Educational Passion: A Meditation
Yesterday I participated in two online experiences for the first time: a Twitter discussion using the hashtag #edchat, and a live webinar featuring Ken Robinson, author of The Element: How Finding Your Passion Changes Everything.
Both experiences revolved around the word passion (a rather appropriate concept in the days leading up to Easter), and in the wake of the visionary ideas that were sparking across the electrons of the web yesterday, several thoughts came to me that I wanted to put into written words for better self-clarification. Maybe they’ll resonate with you, too.
Passion Involves Suffering
As Sam Schechner explains, the word passion comes from the Latin passio which means suffering. Several teachers in yesterday’s discussions lamented the way they get treated when they exhibit passion. This suffering is fairly common in people who express their strong feelings for a particular cause or ideal. There is an energy and force to passion that can intimidate and/or startle people.
But there is more to the suffering of passion than just the reaction of intimidated acquaintances. Our passions arise from deep within us, from longings deep within our hearts. As a religious man, I understand this longing as ultimately a longing for God, and my passion as simply the way I attempt to find unity with the Person that is ultimate truth, goodness and beauty. This longing drives me and haunts me, and when I try to bury it or ignore it, I experience pain.
This is why we teachers must help students get in touch with the deepest longings of their hearts–to encounter the infinite desires within themselves and attempt to quench them. Anything short of this endeavor is a tragic disservice to students.
Passion Is Inherently Unquenchable
Ironically, we also experience pain when we try to satisfy our longings. No matter how successful we are in following our passions, we are never fully satisfied. Ask anyone who has completed a bachelor’s degree, or been recognized with a teaching award, for instance. The passion remains, and in some cases grows more intense with the realization that progress is beginning to be made.
Our students need to know that the skills, knowledge and connections they learn in school are merely the building blocks of living a passionate life. Each student must be encouraged to have the heart of a learner. No–that’s not quite accurate. Rather, each student must recognize that he or she is already hard-wired with the heart of a learner, and that school is the place to develop and nurture that heart.

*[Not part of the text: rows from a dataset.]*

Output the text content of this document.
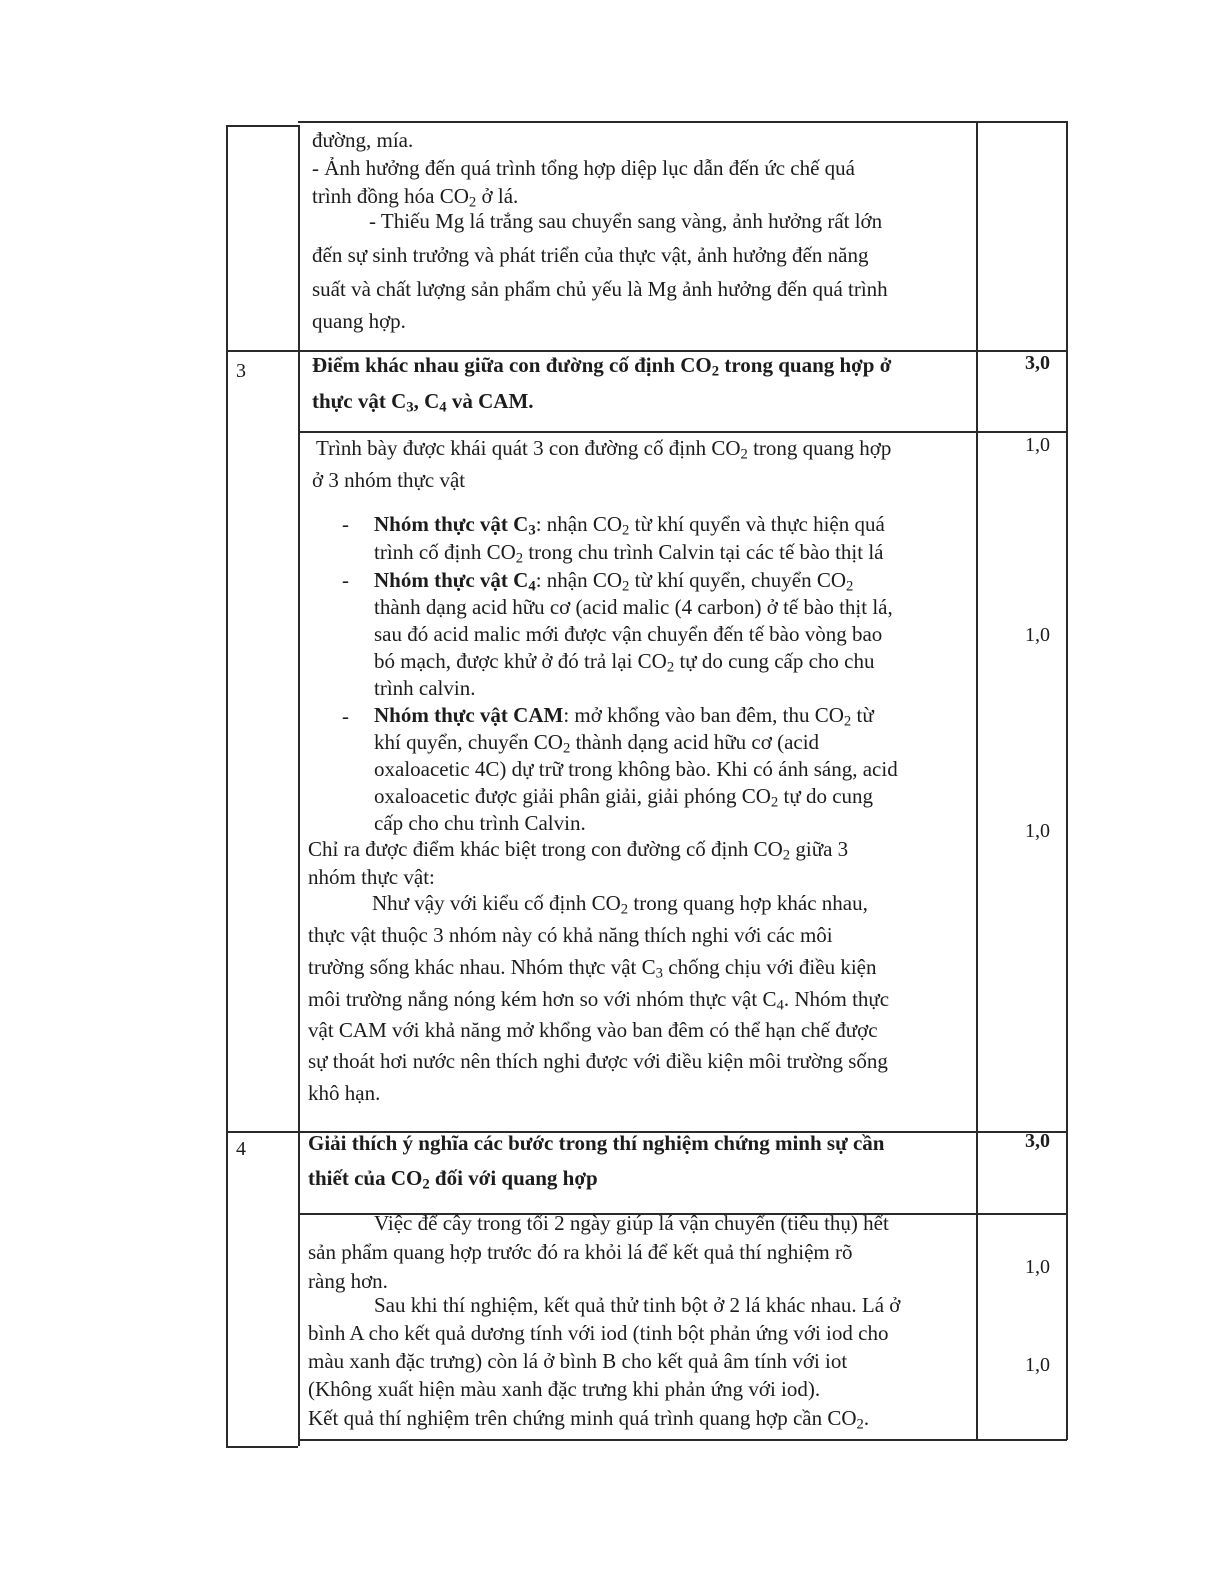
đường, mía.
- Ảnh hưởng đến quá trình tổng hợp diệp lục dẫn đến ức chế quá
trình đồng hóa $CO_2$ ở lá.
- Thiếu Mg lá trắng sau chuyển sang vàng, ảnh hưởng rất lớn
đến sự sinh trưởng và phát triển của thực vật, ảnh hưởng đến năng
suất và chất lượng sản phẩm chủ yếu là Mg ảnh hưởng đến quá trình
quang hợp.
3	Điểm khác nhau giữa con đường cố định $CO_2$ trong quang hợp ở
thực vật $C_3$, $C_4$ và CAM.
3,0
Trình bày được khái quát 3 con đường cố định $CO_2$ trong quang hợp
ở 3 nhóm thực vật
1,0
- Nhóm thực vật $C_3$: nhận $CO_2$ từ khí quyển và thực hiện quá
trình cố định $CO_2$ trong chu trình Calvin tại các tế bào thịt lá
- Nhóm thực vật $C_4$: nhận $CO_2$ từ khí quyển, chuyển $CO_2$
thành dạng acid hữu cơ (acid malic (4 carbon) ở tế bào thịt lá,
sau đó acid malic mới được vận chuyển đến tế bào vòng bao
bó mạch, được khử ở đó trả lại $CO_2$ tự do cung cấp cho chu
trình calvin.
1,0
- Nhóm thực vật CAM: mở khổng vào ban đêm, thu $CO_2$ từ
khí quyển, chuyển $CO_2$ thành dạng acid hữu cơ (acid
oxaloacetic 4C) dự trữ trong không bào. Khi có ánh sáng, acid
oxaloacetic được giải phân giải, giải phóng $CO_2$ tự do cung
cấp cho chu trình Calvin.
Chỉ ra được điểm khác biệt trong con đường cố định $CO_2$ giữa 3
nhóm thực vật:
1,0
Như vậy với kiểu cố định $CO_2$ trong quang hợp khác nhau,
thực vật thuộc 3 nhóm này có khả năng thích nghi với các môi
trường sống khác nhau. Nhóm thực vật $C_3$ chống chịu với điều kiện
môi trường nắng nóng kém hơn so với nhóm thực vật $C_4$. Nhóm thực
vật CAM với khả năng mở khổng vào ban đêm có thể hạn chế được
sự thoát hơi nước nên thích nghi được với điều kiện môi trường sống
khô hạn.
4	Giải thích ý nghĩa các bước trong thí nghiệm chứng minh sự cần
thiết của $CO_2$ đối với quang hợp
3,0
Việc để cây trong tối 2 ngày giúp lá vận chuyển (tiêu thụ) hết
sản phẩm quang hợp trước đó ra khỏi lá để kết quả thí nghiệm rõ
ràng hơn.
1,0
Sau khi thí nghiệm, kết quả thử tinh bột ở 2 lá khác nhau. Lá ở
bình A cho kết quả dương tính với iod (tinh bột phản ứng với iod cho
màu xanh đặc trưng) còn lá ở bình B cho kết quả âm tính với iot
(Không xuất hiện màu xanh đặc trưng khi phản ứng với iod).
Kết quả thí nghiệm trên chứng minh quá trình quang hợp cần $CO_2$.
1,0
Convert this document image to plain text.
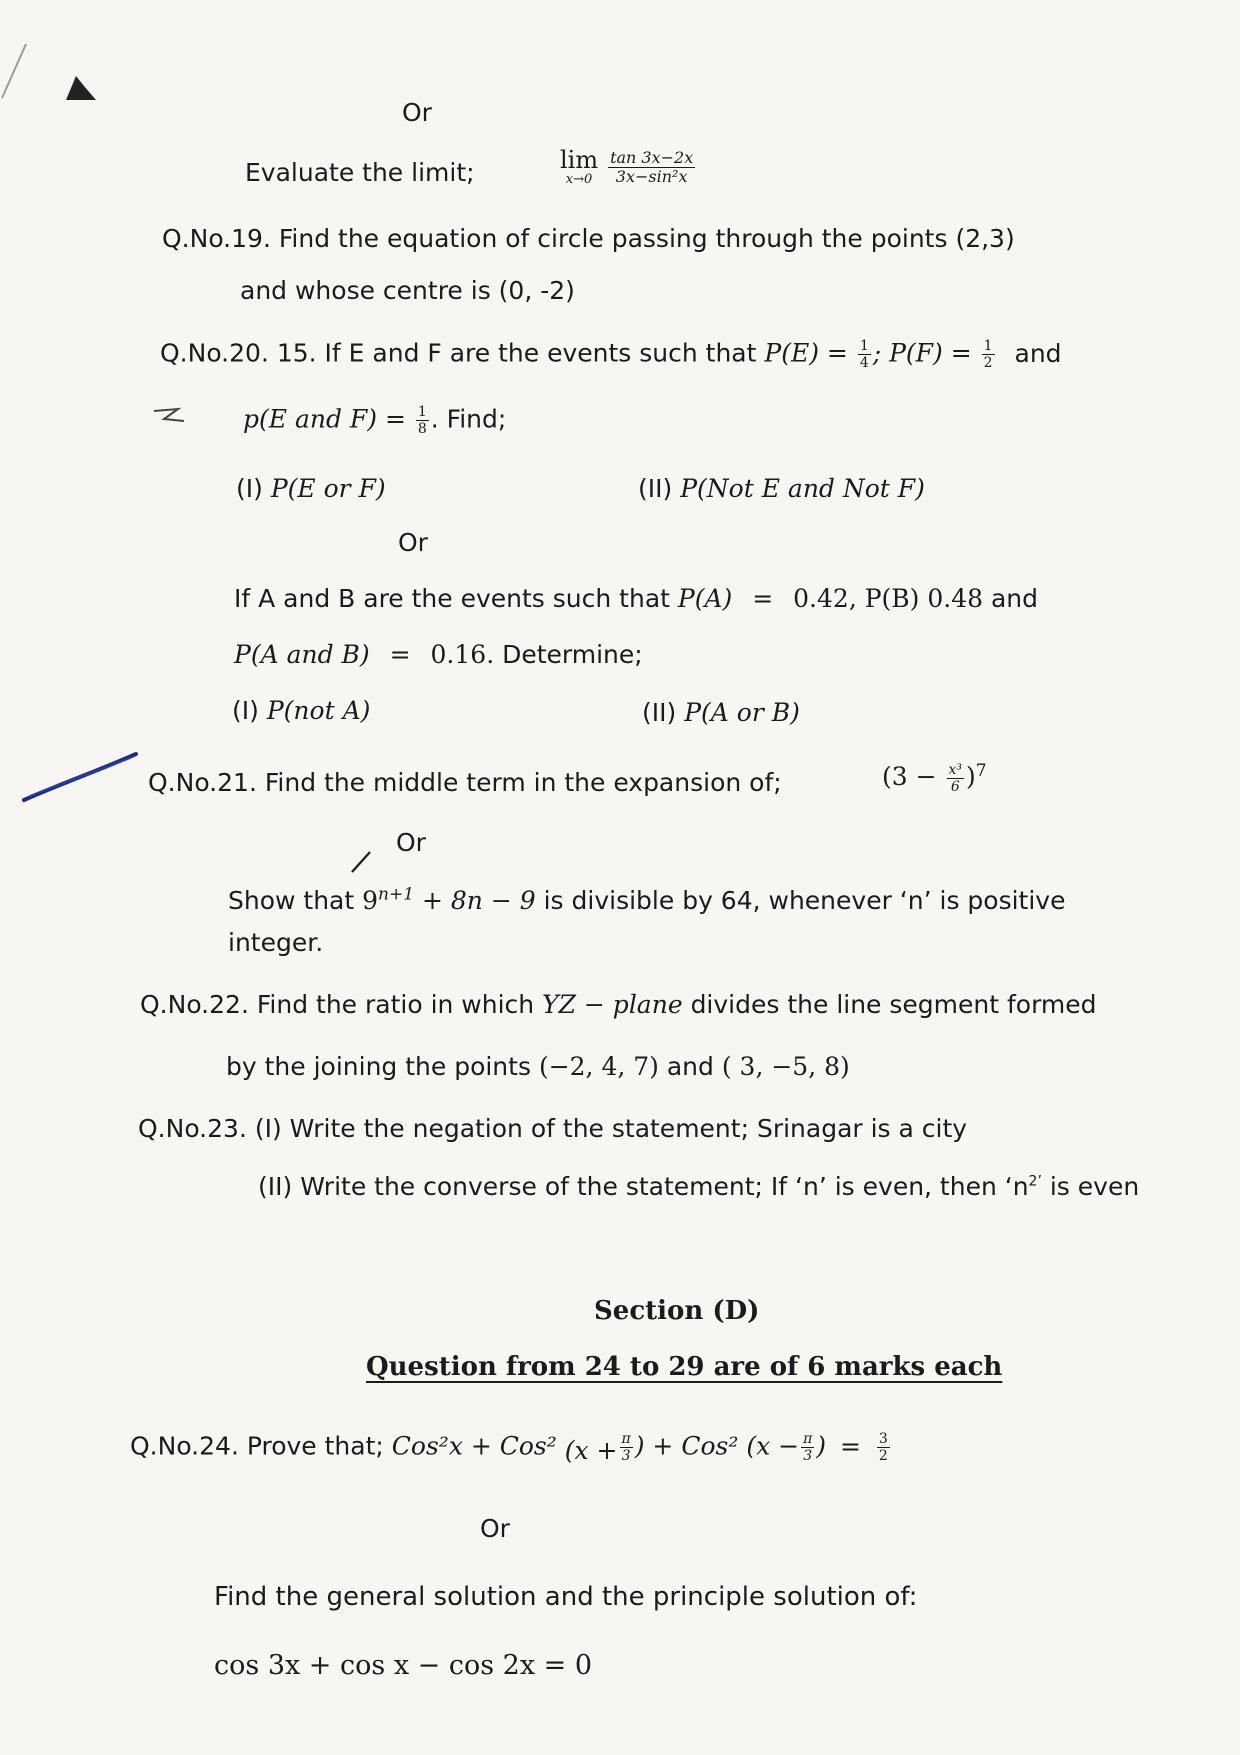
Or
Evaluate the limit;	lim
x→0
$\frac{\tan 3x-2x}{\text{3x−sin²x}}$
Q.No.19. Find the equation of circle passing through the points (2,3)
and whose centre is (0, -2)
Q.No.20. 15. If E and F are the events such that $P(E) = \frac{1}{4}$ ; $P(F) = \frac{1}{2}$ and
p(E and $F) = \frac{1}{8}$ . Find;
(I) P(E or F)	(II) P(Not E and Not F)
Or
If A and B are the events such that P(A) = 0.42, P(B) 0.48 and
P(A and B) = 0.16. Determine;
(I) P(not A)	(II) P(A or B)
Q.No.21. Find the middle term in the expansion of;	$(3 - \frac{\text{x³}}{6} )^7$
Or
Show that $9^{n+1} + 8n - 9$ is divisible by 64, whenever ‘n’ is positive
integer.
Q.No.22. Find the ratio in which YZ − plane divides the line segment formed
by the joining the points (−2, 4, 7) and ( 3, −5, 8)
Q.No.23. (I) Write the negation of the statement; Srinagar is a city
(II) Write the converse of the statement; If ‘n’ is even, then ‘$n^{2’}$ is even
Section (D)
Question from 24 to 29 are of 6 marks each
Q.No.24. Prove that; Cos²x + Cos² ($x + \frac{\pi}{3}$ ) + Cos² ($x - \frac{\pi}{3}$ ) = $\frac{3}{2}$
Or
Find the general solution and the principle solution of:
cos 3x + cos x − cos 2x = 0
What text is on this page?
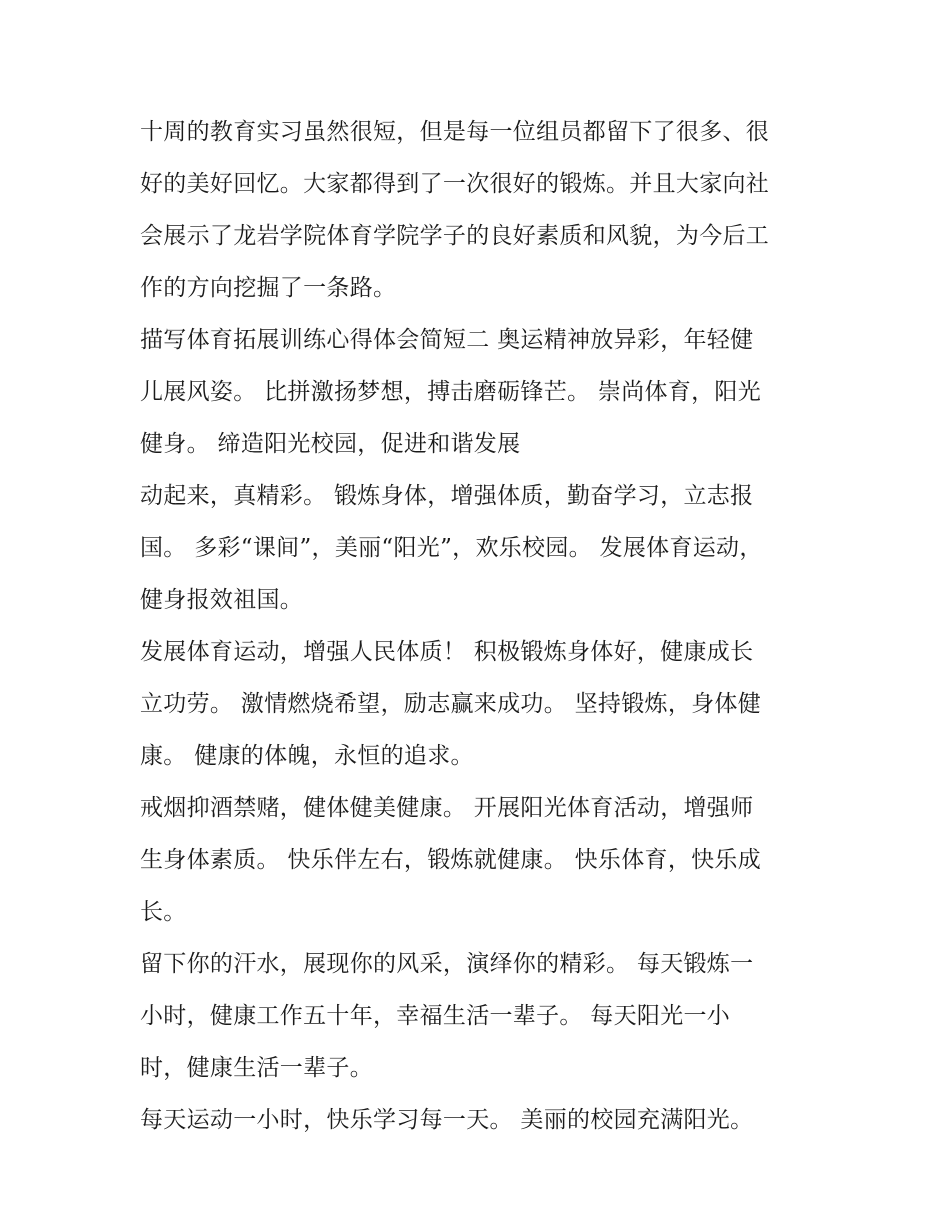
十周的教育实习虽然很短，但是每一位组员都留下了很多、很
好的美好回忆。大家都得到了一次很好的锻炼。并且大家向社
会展示了龙岩学院体育学院学子的良好素质和风貌，为今后工
作的方向挖掘了一条路。
描写体育拓展训练心得体会简短二 奥运精神放异彩，年轻健
儿展风姿。 比拼激扬梦想，搏击磨砺锋芒。 崇尚体育，阳光
健身。 缔造阳光校园，促进和谐发展
动起来，真精彩。 锻炼身体，增强体质，勤奋学习，立志报
国。 多彩“课间”，美丽“阳光”，欢乐校园。 发展体育运动，
健身报效祖国。
发展体育运动，增强人民体质！ 积极锻炼身体好，健康成长
立功劳。 激情燃烧希望，励志赢来成功。 坚持锻炼，身体健
康。 健康的体魄，永恒的追求。
戒烟抑酒禁赌，健体健美健康。 开展阳光体育活动，增强师
生身体素质。 快乐伴左右，锻炼就健康。 快乐体育，快乐成
长。
留下你的汗水，展现你的风采，演绎你的精彩。 每天锻炼一
小时，健康工作五十年，幸福生活一辈子。 每天阳光一小
时，健康生活一辈子。
每天运动一小时，快乐学习每一天。 美丽的校园充满阳光。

We teachers must embrace this reality with our entire being, Maybe that means doing away with grades and trusting to a student’s innate desire to learn, as Joe Bower suggests. Maybe it means offering students more autonomy in activities like writing workshop or independent reading. In any case, students will begin to quench their unquenchable desires with or without our help. We can work with them or against them.
Passion Is the Key
We have a tendency to call things passions that really are not. We say things like, “Education is my passion,” or “I have a passion for books.” At best, those expressions are shorthand for, “Education is what gives my life meaning,” and “Books are a significant way I make sense of the world.”
Our objects of passion are not the same thing as our passion. Passion is one’s inner fire for truth, goodness and beauty, seeking to be shared with others. It is a burning within us, a fire in our hearts that we want to share with the world.
And therein lies the secret of teaching.
If we share our passion with students, then their fires will begin to burn all the more fiercely. Bitter, fatigued teachers cannot be effective fans for the flames of passion in students. Teachers who have lost the meaning of their lives are hard pressed to help students find meaning in their lives. We, too, must continue the lifelong joy of trying to quench the unquenchable fire, of nurturing the heart of a learner within ourselves.
Henry David Thoreau once wrote, “The millions are awake enough for physical labor; but only one in a million is awake enough for effective intellectual exertion, only one in a hundred millions to a poetic or divine life. To be awake is to be alive.”
Are we awakening our students or putting them to sleep?